SACRAMENTO, Calif./PRINCETON, N.J. (Reuters) – Voters in eight U.S. states will select candidates for November’s midterm elections on Tuesday, with Democrats eyeing more than a dozen Republican-controlled seats in California and New Jersey as crucial to the fight to control Congress.
Democrats need to add a net total of 23 of the U.S. House of Representatives’ 435 seats to gain a majority in the chamber. Doing so would likely derail or stall much of Republican President Donald Trump’s policy agenda, while ushering a new era of committee oversight and investigation into the administration.
A power shift would also lend strength to any potential effort to impeach Trump if Democrats decide grounds exist, either by virtue of the ongoing probe of Russia election interference by special counsel Robert Mueller or other reasons.
In California, which Democrats see as key to taking a majority, the party has targeted 10 of the 14 House seats held by Republicans.
Tuesday’s contests will determine whether Democratic candidates in the swing districts are moderate or more liberal, as well as whether they are shut out of some races altogether.
The state’s so-called jungle primary system allows the two highest vote-getters to advance to the general election, regardless of party.
The battle for the top spots is particularly dramatic in the 48th Congressional District, where voters chose Democrat Hillary Clinton over Trump in the 2016 presidential election but re-elected longtime Republican Representative Dana Rohrabacher.
So many Democrats are vying to challenge Rohrabacher that there is a chance they will divide their party’s vote, setting up a general election fight between the incumbent and a leading Republican opponent, Scott Baugh.
In California’s gubernatorial primary, Democratic Lieutenant Governor Gavin Newsom is considered the front-runner in a 27-candidate race for an open seat.
If Republican John Cox wins the second spot on the ballot, his presence in the race could spur Republican turnout in November and possibly improve the party’s chances in congressional races.
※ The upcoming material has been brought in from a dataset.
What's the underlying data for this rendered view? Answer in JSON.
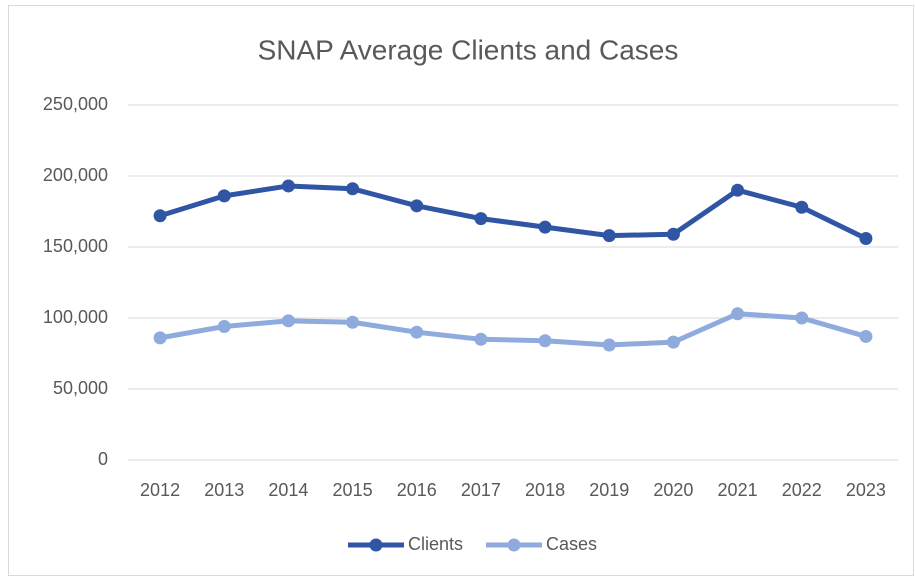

Trump in a series of Tuesday tweets backed Republican candidates.
“In High Tax, High Crime California, be sure to get out and vote for Republican John Cox for Governor. He will make a BIG difference!” Trump tweeted.
But if Democrat Antonio Villaraigosa, a former mayor of Los Angeles, makes the final cut, Republican leaders worry more of their voters will stay home in November, giving Democrats a better chance to flip some seats.
Republicans control both chambers of Congress. While Democrats need only a net total of two seats to take command of the Senate, Democratic senators must defend a bevy of seats in rural states such as Indiana, Montana, North Dakota and West Virginia that supported Trump two years ago.
Still, the transfer of control of only one of the chambers likely would be enough to send the federal government into legislative gridlock for the remaining two years of Trump’s term.
After California, perhaps no state is more crucial to Democratic hopes of taking back the House than New Jersey. All but one of its five Republican-held House seats are considered competitive and anger at Trump may be particularly potent in the state’s many suburbs.
The retirements of longtime Republican congressmen Rodney Frelinghuysen and Frank LoBiondo have put two reliably Republican districts in the Democrats’ crosshairs.
“I don’t think the Democrats can take the House without New Jersey,” said Brigid Harrison, a political science professor at Montclair State University.
Healthcare has taken center stage in Iowa’s gubernatorial race, where Democratic challengers have criticized Republican Governor Kim Reynolds for supporting the state’s privatization of Medicaid.
Voters on Tuesday also will choose candidates in primaries in Mississippi, Alabama, Montana, South Dakota and New Mexico.